The meat and emotion argument, if valid, not only classifies the personality of individuals by way of their diet, but surely must apply to the collective character of ethnic groups or, indeed, whole nations. Thus Eskimos, with a diet overwhelmingly made up of animal flesh, must be truly savage. In fact, the opposite is the case. In research conducted nine years ago, Eskimos were found to be without anger, for instance. They don't merely suppress it; they apparently don't feel it at all.
The catalyst for the current popularity of vegetarianism is a desire for harmony with the ecological order. While the whole of nature may be one great slaughterhouse, there is an embarrassment about meat eating because it breaks the perfect interconnectedness of all things.
This holistic view rejects a vision of reality centred on humankind. As the T-shirt says: "Animals are my friends. I don't eat my friends."
But such a code encourages people to close in on themselves and their own bodies. As a purely personal
step, it is little more than a righteous gesture. Being meatless and guiltless seems seductively simple while environmental destruction rages around us.
Even among advocates of organic farming, the ecological logic of this is questioned. Bill Mollison, the founder of the complex food system of permaculture, insists that vegetarianism drives animals from the edible landscape so that their contribution to the food chain is lost. For instance, yams, which keep poorly, are stored inside pigs, and today's rotting apples attracting fruit fly are tomorrow's bacon.
But the promise in vegetarianism is that, for many, it is the beginning of a political journey. A new vision takes form in striking simplicity — global meatlessness. This potential was taken up by William Shurtleff and Akiko Aoyagi in their Book of Miso — a standard text on soy products. "The child wasting in the forgotten village is our child", they wrote. "Thus do we realize that we are all brothers and sisters. We must bring food. Watch in the years to come how selflessly soybeans offer themselves to help feed a hungry world."
While it has the potential for misuse, a change in eating habits can be a first step in the rational use of our world's agricultural resources. Viewing the world through food, it suddenly becomes clear that an economic system must be judged upon how it produces and uses its food resources.
This belief in vegetarianism as a political doctrine is the most persuasive of its rationales. Francis Moore Lappé advocates this convincingly in her book, Diet For a Small Planet. Written over 20 years ago, it should be essential reading — and not only for vegetarians.
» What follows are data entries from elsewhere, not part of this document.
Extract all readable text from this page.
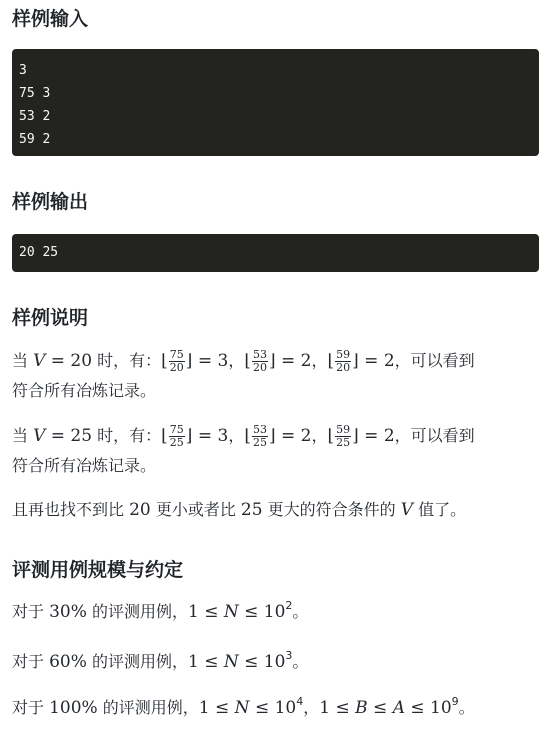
样例输入
3
75 3
53 2
59 2
样例输出
20 25
样例说明
当 V = 20 时，有：⌊ $\frac{75}{20}$ ⌋ = 3，⌊ $\frac{53}{20}$ ⌋ = 2，⌊ $\frac{59}{20}$ ⌋ = 2，可以看到
符合所有冶炼记录。
当 V = 25 时，有：⌊ $\frac{75}{25}$ ⌋ = 3，⌊ $\frac{53}{25}$ ⌋ = 2，⌊ $\frac{59}{25}$ ⌋ = 2，可以看到
符合所有冶炼记录。
且再也找不到比 20 更小或者比 25 更大的符合条件的 V 值了。
评测用例规模与约定
对于 30% 的评测用例，$1 \le N \le 10^2$。
对于 60% 的评测用例，$1 \le N \le 10^3$。
对于 100% 的评测用例，$1 \le N \le 10^4$，$1 \le B \le A \le 10^9$。
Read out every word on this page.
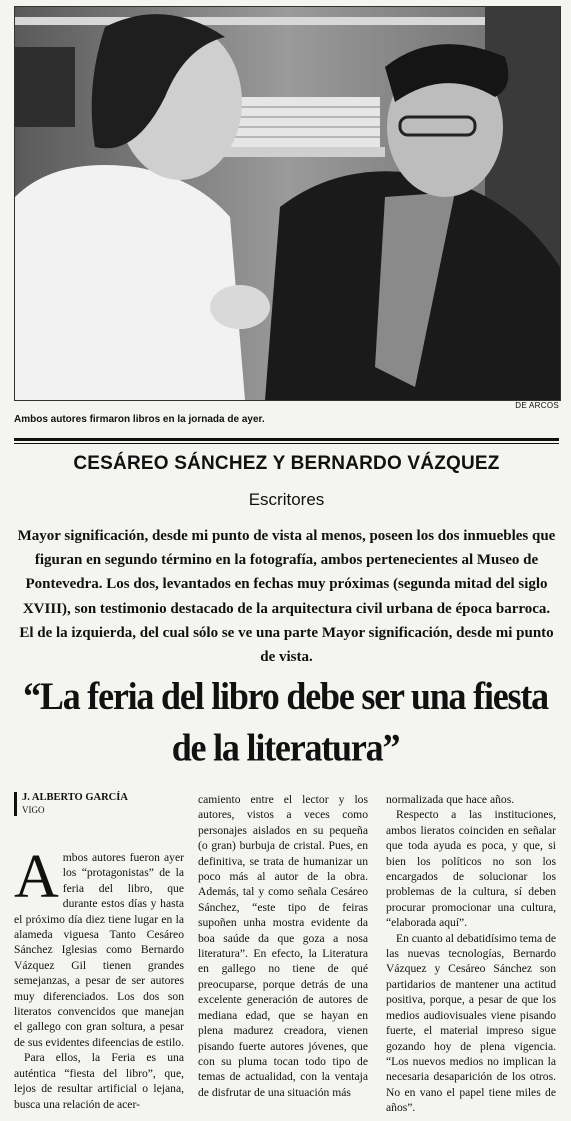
DE ARCOS
Ambos autores firmaron libros en la jornada de ayer.
CESÁREO SÁNCHEZ Y BERNARDO VÁZQUEZ
Escritores
Mayor significación, desde mi punto de vista al menos, poseen los dos inmuebles que figuran en segundo término en la fotografía, ambos pertenecientes al Museo de Pontevedra. Los dos, levantados en fechas muy próximas (segunda mitad del siglo XVIII), son testimonio destacado de la arquitectura civil urbana de época barroca. El de la izquierda, del cual sólo se ve una parte Mayor significación, desde mi punto de vista.
“La feria del libro debe ser una fiesta de la literatura”
J. ALBERTO GARCÍA
VIGO

Ambos autores fueron ayer los “protagonistas” de la feria del libro, que durante estos días y hasta el próximo día diez tiene lugar en la alameda viguesa Tanto Cesáreo Sánchez Iglesias como Bernardo Vázquez Gil tienen grandes semejanzas, a pesar de ser autores muy diferenciados. Los dos son literatos convencidos que manejan el gallego con gran soltura, a pesar de sus evidentes difeencias de estilo.

Para ellos, la Feria es una auténtica “fiesta del libro”, que, lejos de resultar artificial o lejana, busca una relación de acer-

camiento entre el lector y los autores, vistos a veces como personajes aislados en su pequeña (o gran) burbuja de cristal. Pues, en definitiva, se trata de humanizar un poco más al autor de la obra. Además, tal y como señala Cesáreo Sánchez, “este tipo de feiras supoñen unha mostra evidente da boa saúde da que goza a nosa literatura”. En efecto, la Literatura en gallego no tiene de qué preocuparse, porque detrás de una excelente generación de autores de mediana edad, que se hayan en plena madurez creadora, vienen pisando fuerte autores jóvenes, que con su pluma tocan todo tipo de temas de actualidad, con la ventaja de disfrutar de una situación más

normalizada que hace años.

Respecto a las instituciones, ambos lieratos coinciden en señalar que toda ayuda es poca, y que, si bien los políticos no son los encargados de solucionar los problemas de la cultura, sí deben procurar promocionar una cultura, “elaborada aquí”.

En cuanto al debatidísimo tema de las nuevas tecnologías, Bernardo Vázquez y Cesáreo Sánchez son partidarios de mantener una actitud positiva, porque, a pesar de que los medios audiovisuales viene pisando fuerte, el material impreso sigue gozando hoy de plena vigencia. “Los nuevos medios no implican la necesaria desaparición de los otros. No en vano el papel tiene miles de años”.
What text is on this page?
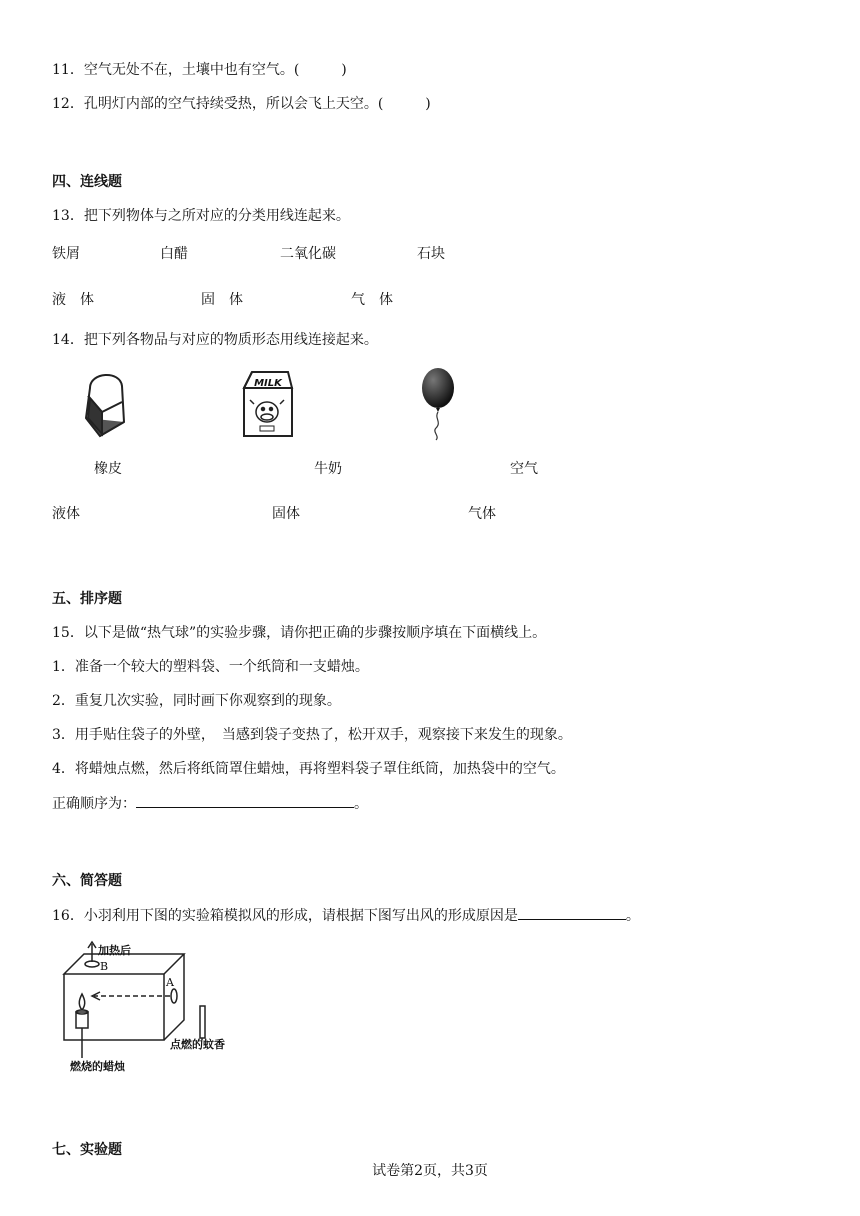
11．空气无处不在，土壤中也有空气。(　　　)
12．孔明灯内部的空气持续受热，所以会飞上天空。(　　　)
四、连线题
13．把下列物体与之所对应的分类用线连起来。
铁屑	白醋	二氧化碳	石块
液　体	固　体	气　体
14．把下列各物品与对应的物质形态用线连接起来。
MILK
橡皮	牛奶	空气
液体	固体	气体
五、排序题
15．以下是做“热气球”的实验步骤，请你把正确的步骤按顺序填在下面横线上。
1．准备一个较大的塑料袋、一个纸筒和一支蜡烛。
2．重复几次实验，同时画下你观察到的现象。
3．用手贴住袋子的外壁，　当感到袋子变热了，松开双手，观察接下来发生的现象。
4．将蜡烛点燃，然后将纸筒罩住蜡烛，再将塑料袋子罩住纸筒，加热袋中的空气。
正确顺序为：	。
六、简答题
16．小羽利用下图的实验箱模拟风的形成，请根据下图写出风的形成原因是	。
加热后
B
A
点燃的蚊香
燃烧的蜡烛
七、实验题
试卷第2页，共3页
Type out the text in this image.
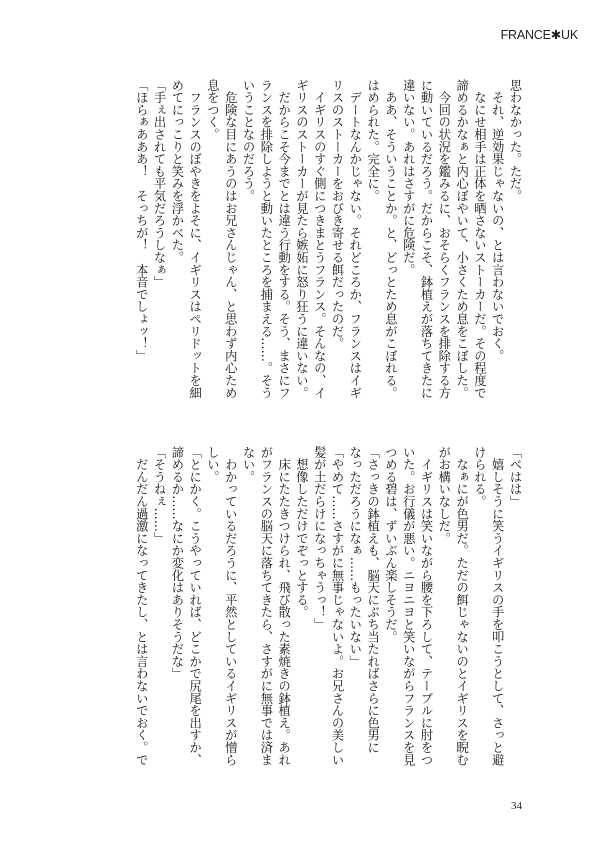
FRANCE✱UK
思わなかった。ただ。
　それ、逆効果じゃないの、とは言わないでおく。
　なにせ相手は正体を晒さないストーカーだ。その程度で
諦めるかなぁと内心ぼやいて、小さくため息をこぼした。
　今回の状況を鑑みるに、おそらくフランスを排除する方
に動いているだろう。だからこそ、鉢植えが落ちてきたに
違いない。あれはさすがに危険だ。
　ああ、そういうことか。と、どっとため息がこぼれる。
はめられた。完全に。
　デートなんかじゃない。それどころか、フランスはイギ
リスのストーカーをおびき寄せる餌だったのだ。
　イギリスのすぐ側につきまとうフランス。そんなの、イ
ギリスのストーカーが見たら嫉妬に怒り狂うに違いない。
　だからこそ今までとは違う行動をする。そう、まさにフ
ランスを排除しようと動いたところを捕まえる……。そう
いうことなのだろう。
　危険な目にあうのはお兄さんじゃん、と思わず内心ため
息をつく。
　フランスのぼやきをよそに、イギリスはペリドットを細
めてにっこりと笑みを浮かべた。
「手ぇ出されても平気だろうしなぁ」
「ほらぁあああ！　そっちが！　本音でしょッ！」
「べはは」
　嬉しそうに笑うイギリスの手を叩こうとして、さっと避
けられる。
　なぁにが色男だ。ただの餌じゃないのとイギリスを睨む
がお構いなしだ。
　イギリスは笑いながら腰を下ろして、テーブルに肘をつ
いた。お行儀が悪い。ニヨニヨと笑いながらフランスを見
つめる碧は、ずいぶん楽しそうだ。
「さっきの鉢植えも、脳天にぶち当たればさらに色男に
なっただろうになぁ……もったいない」
「やめて……さすがに無事じゃないよ。お兄さんの美しい
髪が土だらけになっちゃうっ！」
　想像しただけでぞっとする。
　床にたたきつけられ、飛び散った素焼きの鉢植え。あれ
がフランスの脳天に落ちてきたら、さすがに無事では済ま
ない。
　わかっているだろうに、平然としているイギリスが憎ら
しい。
「とにかく。こうやっていれば、どこかで尻尾を出すか、
諦めるか……なにか変化はありそうだな」
「そうねぇ……」
　だんだん過激になってきたし、とは言わないでおく。で
34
"A change in diet is not an answer", she wrote. "A change in diet is a way of experiencing more of the real world, instead of living in the illusory world created by our current economic system where our food resources are actively reduced and where food is treated as just another commodity on which to make a profit — a profit on life itself." Lappé's simple question asks: Why hunger
in a world of plenty?
Lappé is right. You cannot take eating for granted. The single physical act has an immense array of social and individual meanings. Particular objectives ("I am hungry. I want food!") can change into universal principles ("We all have a right to eat!") — principles with the power to move people deeply.